真白の腕を掴もうとする、その手が伸びる。


 


「……私の大事な、かわいい後輩たちに──何するのかな?」


 


柔らかくも毒を含んだ声。

振り返るとそこには──藤宮るるがいた。


白いカバンを肩に下げたまま、

その手には、先ほど奪われいたぬいぐるみが戻っていた。


「返してくれてありがと。……でも、その持ち方、よくないな~」


くすくすと笑いながらも、

その全身から放たれる“気”は、周囲の空気を数度下げるほど鋭かった。

燐はここまではじめて感じた。

藤宮るるの圧倒的強者としてのオーラーを。


「生徒会会計・藤宮、もう戻ってきたか」


カゲトが眉をひそめると、周囲の不良たちが一斉に藤宮を囲む。

だが──


 藤宮るるは、いつものように笑顔を浮かべながら、くるくると指先でクマのぬいぐるみを回していた。

しかし、その瞳は微かに陰りを帯び、ふと視線を遠くに向ける。


「……私はね、世界には平和であってほしいんだ」


くるり、とぬいぐるみが一回転する。その声色はやわらかいのに、どこか冷たさを含んでいた。

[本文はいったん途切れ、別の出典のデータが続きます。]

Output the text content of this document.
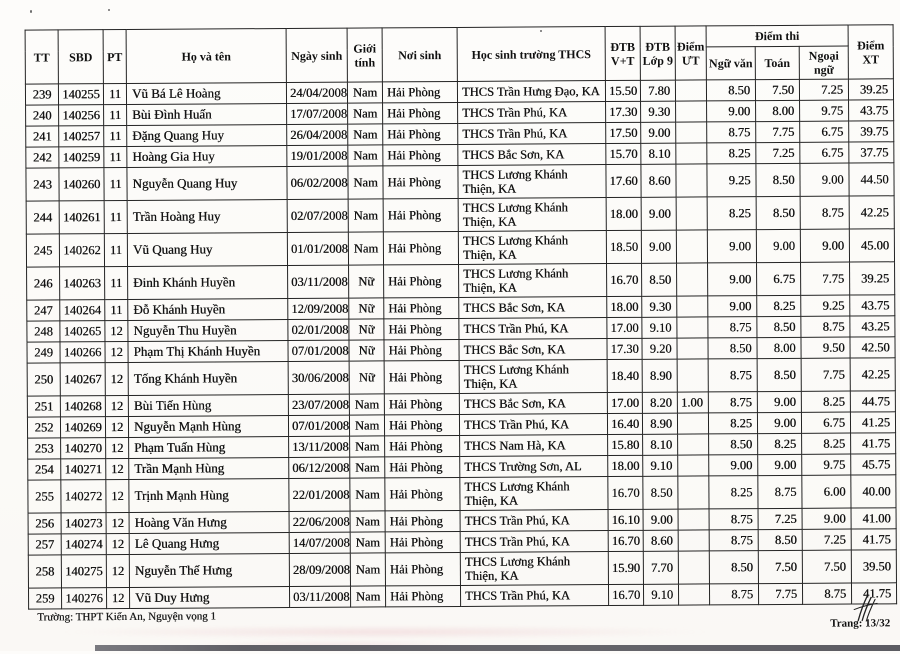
TT	SBD	PT	Họ và tên	Ngày sinh	Giới tính	Nơi sinh	Học sinh trường THCS	ĐTB V+T	ĐTB Lớp 9	Điểm ƯT	Điểm thi			Điểm XT
											Ngữ văn	Toán	Ngoại ngữ	
239	140255	11	Vũ Bá Lê Hoàng	24/04/2008	Nam	Hải Phòng	THCS Trần Hưng Đạo, KA	15.50	7.80		8.50	7.50	7.25	39.25
240	140256	11	Bùi Đình Huấn	17/07/2008	Nam	Hải Phòng	THCS Trần Phú, KA	17.30	9.30		9.00	8.00	9.75	43.75
241	140257	11	Đặng Quang Huy	26/04/2008	Nam	Hải Phòng	THCS Trần Phú, KA	17.50	9.00		8.75	7.75	6.75	39.75
242	140259	11	Hoàng Gia Huy	19/01/2008	Nam	Hải Phòng	THCS Bắc Sơn, KA	15.70	8.10		8.25	7.25	6.75	37.75
243	140260	11	Nguyễn Quang Huy	06/02/2008	Nam	Hải Phòng	THCS Lương Khánh Thiện, KA	17.60	8.60		9.25	8.50	9.00	44.50
244	140261	11	Trần Hoàng Huy	02/07/2008	Nam	Hải Phòng	THCS Lương Khánh Thiện, KA	18.00	9.00		8.25	8.50	8.75	42.25
245	140262	11	Vũ Quang Huy	01/01/2008	Nam	Hải Phòng	THCS Lương Khánh Thiện, KA	18.50	9.00		9.00	9.00	9.00	45.00
246	140263	11	Đinh Khánh Huyền	03/11/2008	Nữ	Hải Phòng	THCS Lương Khánh Thiện, KA	16.70	8.50		9.00	6.75	7.75	39.25
247	140264	11	Đỗ Khánh Huyền	12/09/2008	Nữ	Hải Phòng	THCS Bắc Sơn, KA	18.00	9.30		9.00	8.25	9.25	43.75
248	140265	12	Nguyễn Thu Huyền	02/01/2008	Nữ	Hải Phòng	THCS Trần Phú, KA	17.00	9.10		8.75	8.50	8.75	43.25
249	140266	12	Phạm Thị Khánh Huyền	07/01/2008	Nữ	Hải Phòng	THCS Bắc Sơn, KA	17.30	9.20		8.50	8.00	9.50	42.50
250	140267	12	Tống Khánh Huyền	30/06/2008	Nữ	Hải Phòng	THCS Lương Khánh Thiện, KA	18.40	8.90		8.75	8.50	7.75	42.25
251	140268	12	Bùi Tiến Hùng	23/07/2008	Nam	Hải Phòng	THCS Bắc Sơn, KA	17.00	8.20	1.00	8.75	9.00	8.25	44.75
252	140269	12	Nguyễn Mạnh Hùng	07/01/2008	Nam	Hải Phòng	THCS Trần Phú, KA	16.40	8.90		8.25	9.00	6.75	41.25
253	140270	12	Phạm Tuấn Hùng	13/11/2008	Nam	Hải Phòng	THCS Nam Hà, KA	15.80	8.10		8.50	8.25	8.25	41.75
254	140271	12	Trần Mạnh Hùng	06/12/2008	Nam	Hải Phòng	THCS Trường Sơn, AL	18.00	9.10		9.00	9.00	9.75	45.75
255	140272	12	Trịnh Mạnh Hùng	22/01/2008	Nam	Hải Phòng	THCS Lương Khánh Thiện, KA	16.70	8.50		8.25	8.75	6.00	40.00
256	140273	12	Hoàng Văn Hưng	22/06/2008	Nam	Hải Phòng	THCS Trần Phú, KA	16.10	9.00		8.75	7.25	9.00	41.00
257	140274	12	Lê Quang Hưng	14/07/2008	Nam	Hải Phòng	THCS Trần Phú, KA	16.70	8.60		8.75	8.50	7.25	41.75
258	140275	12	Nguyễn Thế Hưng	28/09/2008	Nam	Hải Phòng	THCS Lương Khánh Thiện, KA	15.90	7.70		8.50	7.50	7.50	39.50
259	140276	12	Vũ Duy Hưng	03/11/2008	Nam	Hải Phòng	THCS Trần Phú, KA	16.70	9.10		8.75	7.75	8.75	41.75
Trường: THPT Kiến An, Nguyện vọng 1	Trang: 13/32
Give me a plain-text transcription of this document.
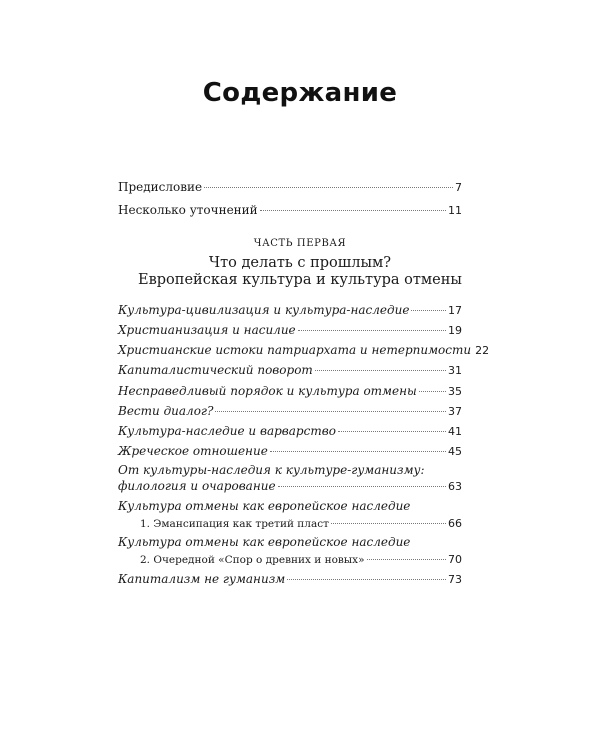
Содержание
Предисловие	7
Несколько уточнений	11
ЧАСТЬ ПЕРВАЯ
Что делать с прошлым?
Европейская культура и культура отмены
Культура-цивилизация и культура-наследие	17
Христианизация и насилие	19
Христианские истоки патриархата и нетерпимости 22
Капиталистический поворот	31
Несправедливый порядок и культура отмены	35
Вести диалог?	37
Культура-наследие и варварство	41
Жреческое отношение	45
От культуры-наследия к культуре-гуманизму:
филология и очарование	63
Культура отмены как европейское наследие
1. Эмансипация как третий пласт	66
Культура отмены как европейское наследие
2. Очередной «Спор о древних и новых»	70
Капитализм не гуманизм	73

「だってさ、可愛いおもちゃはね――平和であるからこそ、そこに在るんだよ」


ふふ、と小さく笑う。


「戦争や争いが当たり前になったら、お気に入りのぬいぐるみも、綺麗なお人形も、壊されてしまうでしょ? ……そんなの、ぜったいイヤなの

それが私の戦う理由」


その瞬間、藤宮の表情から笑顔がすっと消えた。

瞳だけが静かに光を灯す。


「だから私は、平和を乱すやつには――容赦しないよ」


言葉の最後には、重みがあった。

無邪気な笑顔と、冷酷な決意が、同じ一人の少女の中に同居していた。



「行くよ、みんな」


藤宮のカバンの中から、大小様々なぬいぐるみたちが“ひょこっ”と顔を出す。

ふわふわのウサギ、笑うクマ、角のある猫──

ぬいぐるみたちは、一斉に空中へ舞い上がった。


──《トイ・パレード》発動。


「なに? 本気でやる気かな~? ……ふふ、私に勝てるのかな?」


ぬいぐるみたちが地を蹴り、敵の背後へ、頭上へ、全方位から迫る。

その動きは、まるで軍隊のように統率され、可愛い見た目とは裏腹に“制圧力”を持っていた。


 


「チッ……いや、今日はお前とやり合うつもりじゃねぇ」


カゲトは後退しながら、燐へと目を向ける。


「また返事を聞きに来るぜ、燐。……断ったら、どうなるか、分かるよな?

これはテメェの地獄の始まりでしかない。これからの身の振り方をしっかり考えるんだな」


その言葉には、まるで刃のような殺意が込められていた。


 


不良たちを連れて去っていくカゲト。

静寂が訪れた訓練棟前に、真白の小さな声が響く。


「……ありがとう、藤宮さん……」


藤宮はニコッと笑って、手を振った。


「ううん、気にしないで。……私のぬいぐるみ、無事だったし」


 


燐は黙っていた。

ただ、胸の奥に──確かな焦燥と決意が渦巻いていた。


あの男に、勝てるのか?

真白を、守れるのか?

このままでは、足りない。


「……俺は、もっと強くならないと」


 


その言葉は、誰に向けたものでもなかった。

けれども確かに、燐の“心”を焚きつけていた。